Nashman Center Affiliate Faculty member Anna Kimmel (Corcoran School of Art and Design) invites us all to attend this performance. If community engaged scholarship from the dance department piqued your interest, then you need to be here!
this place, could be
April 18-20, 2024
Betts Auditorium
Co-choreographed by Anna Jayne Kimmel and Leo Hylton, music by Heather Stebbins
Presented as part of the Spring Dance Concert, with support from Corcoran School of the Arts & Design program in Theatre and Dance.
From Kimmel:
I write to share performance details of this place, could be, a work I've been building with Leo Hylton (bio below) alongside 10 undergraduate students, featuring a sound score by GW Music Faculty Heather Stebbins. This short work (about 20 min) will open alongside several student works and a repertoire piece by the esteemed Bill T. Jones on April 18-20 2024 in Betts Auditorium.

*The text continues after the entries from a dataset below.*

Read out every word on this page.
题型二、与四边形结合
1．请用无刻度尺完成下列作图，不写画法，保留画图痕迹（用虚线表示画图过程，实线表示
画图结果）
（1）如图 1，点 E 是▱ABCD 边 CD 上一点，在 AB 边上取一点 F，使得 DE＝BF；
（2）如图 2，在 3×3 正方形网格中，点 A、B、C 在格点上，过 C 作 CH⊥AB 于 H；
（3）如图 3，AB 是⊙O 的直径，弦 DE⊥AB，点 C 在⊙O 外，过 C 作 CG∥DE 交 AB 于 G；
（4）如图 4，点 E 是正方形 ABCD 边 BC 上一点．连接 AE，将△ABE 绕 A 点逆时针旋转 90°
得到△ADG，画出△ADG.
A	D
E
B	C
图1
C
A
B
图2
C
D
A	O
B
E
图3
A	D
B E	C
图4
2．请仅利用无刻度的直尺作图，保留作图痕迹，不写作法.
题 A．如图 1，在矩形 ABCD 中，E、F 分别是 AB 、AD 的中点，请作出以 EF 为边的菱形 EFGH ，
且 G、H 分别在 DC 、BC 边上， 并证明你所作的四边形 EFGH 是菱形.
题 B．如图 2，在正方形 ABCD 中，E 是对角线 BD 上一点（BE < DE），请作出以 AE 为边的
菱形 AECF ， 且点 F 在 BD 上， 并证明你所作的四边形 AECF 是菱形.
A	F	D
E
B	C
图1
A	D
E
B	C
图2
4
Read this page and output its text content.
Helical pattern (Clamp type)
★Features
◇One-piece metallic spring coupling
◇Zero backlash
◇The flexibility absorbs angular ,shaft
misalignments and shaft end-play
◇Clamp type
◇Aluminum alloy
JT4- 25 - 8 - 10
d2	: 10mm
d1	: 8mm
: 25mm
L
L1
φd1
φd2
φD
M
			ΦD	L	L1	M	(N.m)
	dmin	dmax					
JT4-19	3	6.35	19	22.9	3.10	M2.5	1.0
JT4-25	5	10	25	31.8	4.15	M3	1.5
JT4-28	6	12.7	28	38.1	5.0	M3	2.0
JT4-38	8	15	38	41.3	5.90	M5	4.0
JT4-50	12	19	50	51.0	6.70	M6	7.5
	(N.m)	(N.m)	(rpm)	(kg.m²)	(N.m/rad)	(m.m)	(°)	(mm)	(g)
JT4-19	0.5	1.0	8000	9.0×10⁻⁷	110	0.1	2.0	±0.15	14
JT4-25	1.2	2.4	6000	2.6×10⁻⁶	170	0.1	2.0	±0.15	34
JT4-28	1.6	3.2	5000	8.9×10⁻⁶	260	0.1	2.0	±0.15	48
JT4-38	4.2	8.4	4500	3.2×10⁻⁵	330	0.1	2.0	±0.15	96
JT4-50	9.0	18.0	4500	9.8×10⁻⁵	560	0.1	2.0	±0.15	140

Leo Hylton is a PhD student at George Mason University, currently incarcerated in Maine State Prison. His education and work are based in trauma-informed, healing-centered Restorative Justice practices, with a vision toward an abolitionist future. To that end, he is working with Think Peace Learning & Support Hub as a Restorative Justice Consultant in support of the Iowa City Truth and Reconciliation Commission toward truth telling, racial healing, and reconciliation. He has worked as a Visiting Instructor at Colby College, co-teaching AY346 – Carcerality and Abolition. He was a lead facilitator of Maine State Prison’s Restorative Practices Steering Committee, served on Colby College’s Restorative Practices Team, and provides consultation to RJ practitioners in the US and abroad. Leo is a core organizer of the Carter School Working Group on Forgiveness and Reconciliation, creating spaces of co-learning, growth, and trauma healing in the context of forgiveness and reconciliation. He is also a columnist for the The Bollard (formerly Mainer), where he writes a monthly column to raise public consciousness around the existence and power of humanity in carceral spaces.